Emotions are more apparent in stages of REM-sleep rather than other stages of sleep. It was found that during REM-sleep negative emotions diminish. After going through stages of REM-sleep, people with depression report feeling better, in a study done by Cartwright et al. Conversely, a theory proposed by Revonsuo states that when people experience negative emotions or negative events, when they sleep the REM-sleep replays such events, which is known as rehearsal.
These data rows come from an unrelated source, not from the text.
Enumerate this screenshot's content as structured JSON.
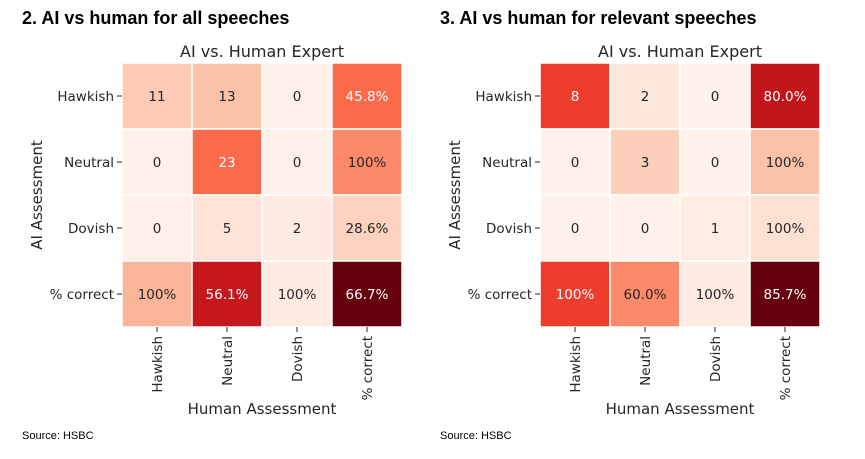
{
  "panels": [
    {
      "heading": "2. AI vs human for all speeches",
      "source": "Source: HSBC"
    },
    {
      "heading": "3. AI vs human for relevant speeches",
      "source": "Source: HSBC"
    }
  ],
  "colors": {
    "scale": "Reds",
    "light_text": "#ffffff",
    "dark_text": "#262626"
  },
  "chart_data": [
    {
      "type": "heatmap",
      "title": "AI vs. Human Expert",
      "xlabel": "Human Assessment",
      "ylabel": "AI Assessment",
      "x_categories": [
        "Hawkish",
        "Neutral",
        "Dovish",
        "% correct"
      ],
      "y_categories": [
        "Hawkish",
        "Neutral",
        "Dovish",
        "% correct"
      ],
      "cells": [
        [
          "11",
          "13",
          "0",
          "45.8%"
        ],
        [
          "0",
          "23",
          "0",
          "100%"
        ],
        [
          "0",
          "5",
          "2",
          "28.6%"
        ],
        [
          "100%",
          "56.1%",
          "100%",
          "66.7%"
        ]
      ],
      "intensity": [
        [
          0.2,
          0.23,
          0.03,
          0.5
        ],
        [
          0.03,
          0.5,
          0.03,
          0.4
        ],
        [
          0.03,
          0.11,
          0.06,
          0.17
        ],
        [
          0.27,
          0.77,
          0.06,
          1.0
        ]
      ]
    },
    {
      "type": "heatmap",
      "title": "AI vs. Human Expert",
      "xlabel": "Human Assessment",
      "ylabel": "AI Assessment",
      "x_categories": [
        "Hawkish",
        "Neutral",
        "Dovish",
        "% correct"
      ],
      "y_categories": [
        "Hawkish",
        "Neutral",
        "Dovish",
        "% correct"
      ],
      "cells": [
        [
          "8",
          "2",
          "0",
          "80.0%"
        ],
        [
          "0",
          "3",
          "0",
          "100%"
        ],
        [
          "0",
          "0",
          "1",
          "100%"
        ],
        [
          "100%",
          "60.0%",
          "100%",
          "85.7%"
        ]
      ],
      "intensity": [
        [
          0.62,
          0.08,
          0.02,
          0.78
        ],
        [
          0.02,
          0.18,
          0.02,
          0.23
        ],
        [
          0.02,
          0.02,
          0.05,
          0.12
        ],
        [
          0.62,
          0.4,
          0.06,
          1.0
        ]
      ]
    }
  ]
}
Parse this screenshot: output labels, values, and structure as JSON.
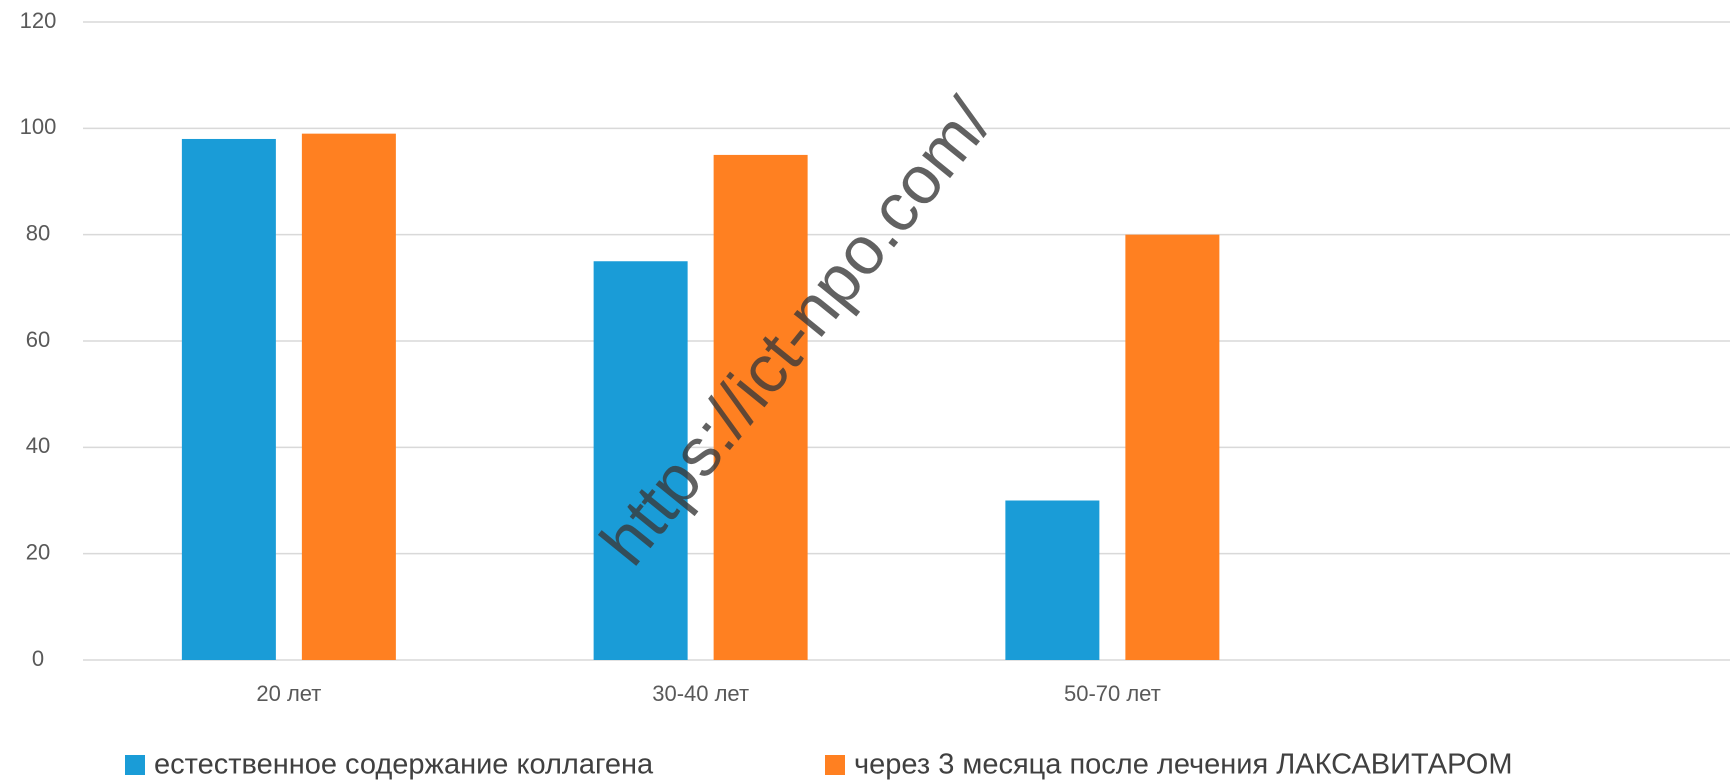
{
  "chart_data": {
    "type": "bar",
    "categories": [
      "20 лет",
      "30-40 лет",
      "50-70 лет",
      null
    ],
    "series": [
      {
        "name": "естественное содержание коллагена",
        "color": "#1a9cd7",
        "values": [
          98,
          75,
          30,
          null
        ]
      },
      {
        "name": "через 3 месяца после лечения ЛАКСАВИТАРОМ",
        "color": "#ff8021",
        "values": [
          99,
          95,
          80,
          null
        ]
      }
    ],
    "ylim": [
      0,
      120
    ],
    "yticks": [
      0,
      20,
      40,
      60,
      80,
      100,
      120
    ],
    "grid": true,
    "legend": "bottom",
    "watermark": "https://ict-npo.com/"
  }
}
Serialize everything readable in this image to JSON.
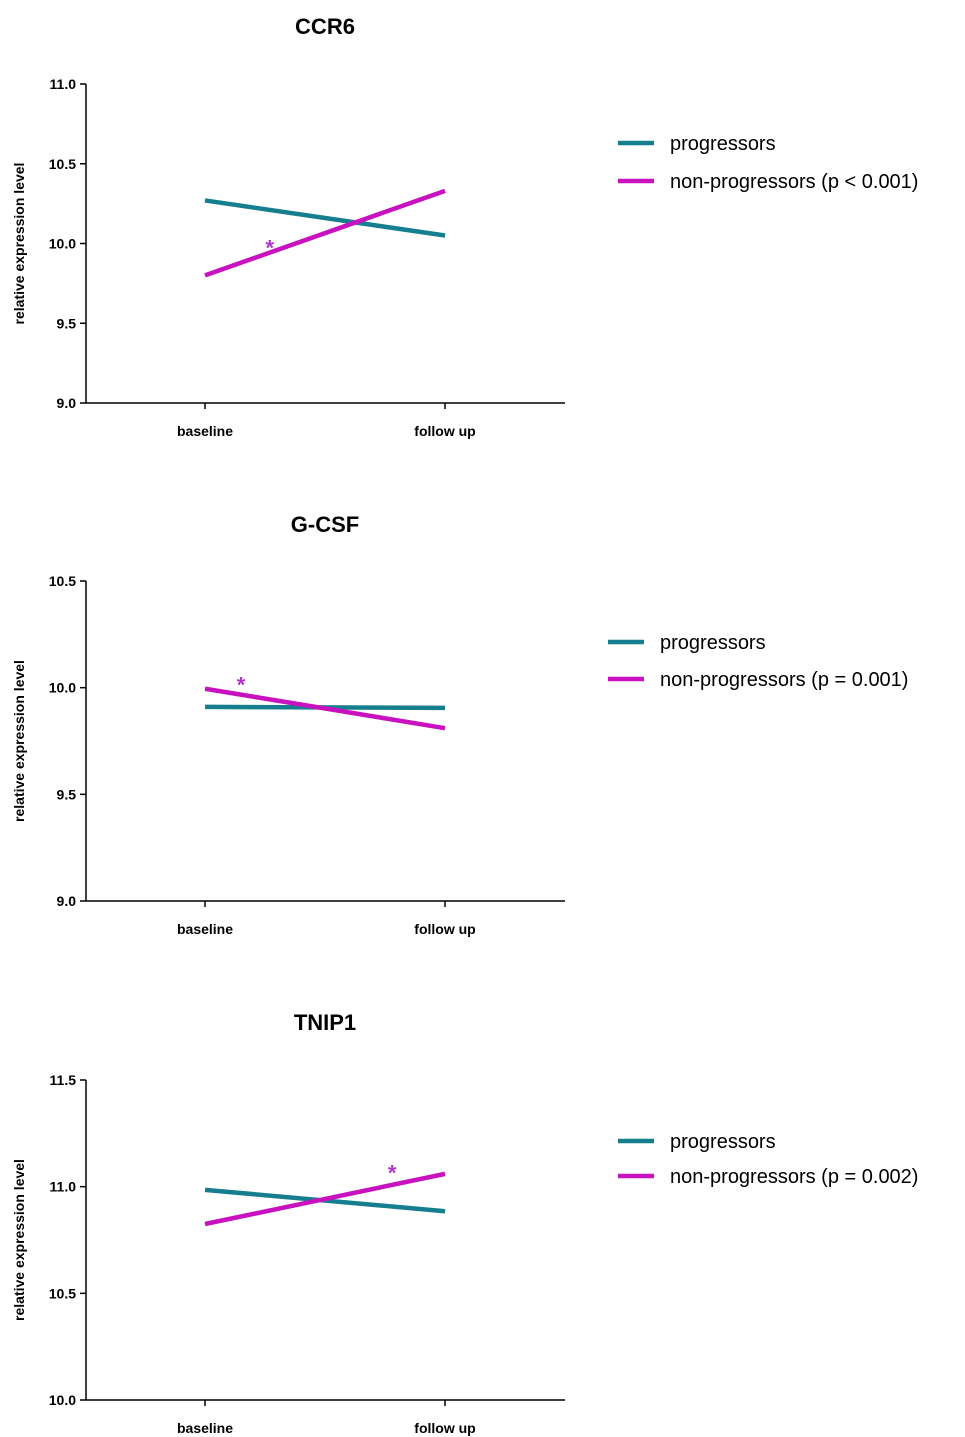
{
  "chart_data": [
    {
      "type": "line",
      "title": "CCR6",
      "ylabel": "relative expression level",
      "categories": [
        "baseline",
        "follow up"
      ],
      "ylim": [
        9.0,
        11.0
      ],
      "yticks": [
        "9.0",
        "9.5",
        "10.0",
        "10.5",
        "11.0"
      ],
      "series": [
        {
          "name": "progressors",
          "values": [
            10.27,
            10.05
          ],
          "color": "#167f8f"
        },
        {
          "name": "non-progressors  (p < 0.001)",
          "values": [
            9.8,
            10.33
          ],
          "color": "#c812c0"
        }
      ],
      "annotation": {
        "text": "*",
        "x": 0.27,
        "y": 9.98,
        "color": "#b233cc"
      },
      "legend_position": "right"
    },
    {
      "type": "line",
      "title": "G-CSF",
      "ylabel": "relative expression level",
      "categories": [
        "baseline",
        "follow up"
      ],
      "ylim": [
        9.0,
        10.5
      ],
      "yticks": [
        "9.0",
        "9.5",
        "10.0",
        "10.5"
      ],
      "series": [
        {
          "name": "progressors",
          "values": [
            9.91,
            9.905
          ],
          "color": "#167f8f"
        },
        {
          "name": "non-progressors (p = 0.001)",
          "values": [
            9.995,
            9.81
          ],
          "color": "#c812c0"
        }
      ],
      "annotation": {
        "text": "*",
        "x": 0.15,
        "y": 10.02,
        "color": "#b233cc"
      },
      "legend_position": "right"
    },
    {
      "type": "line",
      "title": "TNIP1",
      "ylabel": "relative expression level",
      "categories": [
        "baseline",
        "follow up"
      ],
      "ylim": [
        10.0,
        11.5
      ],
      "yticks": [
        "10.0",
        "10.5",
        "11.0",
        "11.5"
      ],
      "series": [
        {
          "name": "progressors",
          "values": [
            10.985,
            10.885
          ],
          "color": "#167f8f"
        },
        {
          "name": "non-progressors (p = 0.002)",
          "values": [
            10.825,
            11.06
          ],
          "color": "#c812c0"
        }
      ],
      "annotation": {
        "text": "*",
        "x": 0.78,
        "y": 11.07,
        "color": "#b233cc"
      },
      "legend_position": "right"
    }
  ]
}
During REM-sleep areas of the brain, the suborbital area, and the cortical area are responsible for emotion but also a suppression of arousing emotions are activated. Scientists noticed a decrease in the hormone noradrenaline which is released into the body after a highly stimulating event. People reported trouble falling asleep or sleeping consistently throughout the night when a stressful event was happening in their life, as observed by Åkerstedt. REM-sleep aids people with negative emotion or high stress.

== Circadian Rhythm and Emotions ==
The circadian rhythm provides a person with a signal for when to sleep and when to wake up. If circadian rhythm and sleep-wake cycle are misaligned, this might lead to negative affect and emotional instability. It has been found that emotions vary depending on the circadian rhythm and the duration of how long one was awake. Circadian sleep-rhythm disorders like shift-work disorder or Jetlag-disorder have been found to similarly contribute to the Dysregulation of affect, with symptoms like irritability, anxiety, apathy and dysphoria. the coordinated function of brain systems involved in emotional regulation can be impaired by circadian rhythm disruptions, such as irregular sleep schedules, late night activities, or irregular wake times. These disruptions are associated with elevated levels of stress hormones such as cortisol, impair mood stability, and heightened irritability. Emotional and cognitive functioning are supported by maintaining regular sleep and wake times.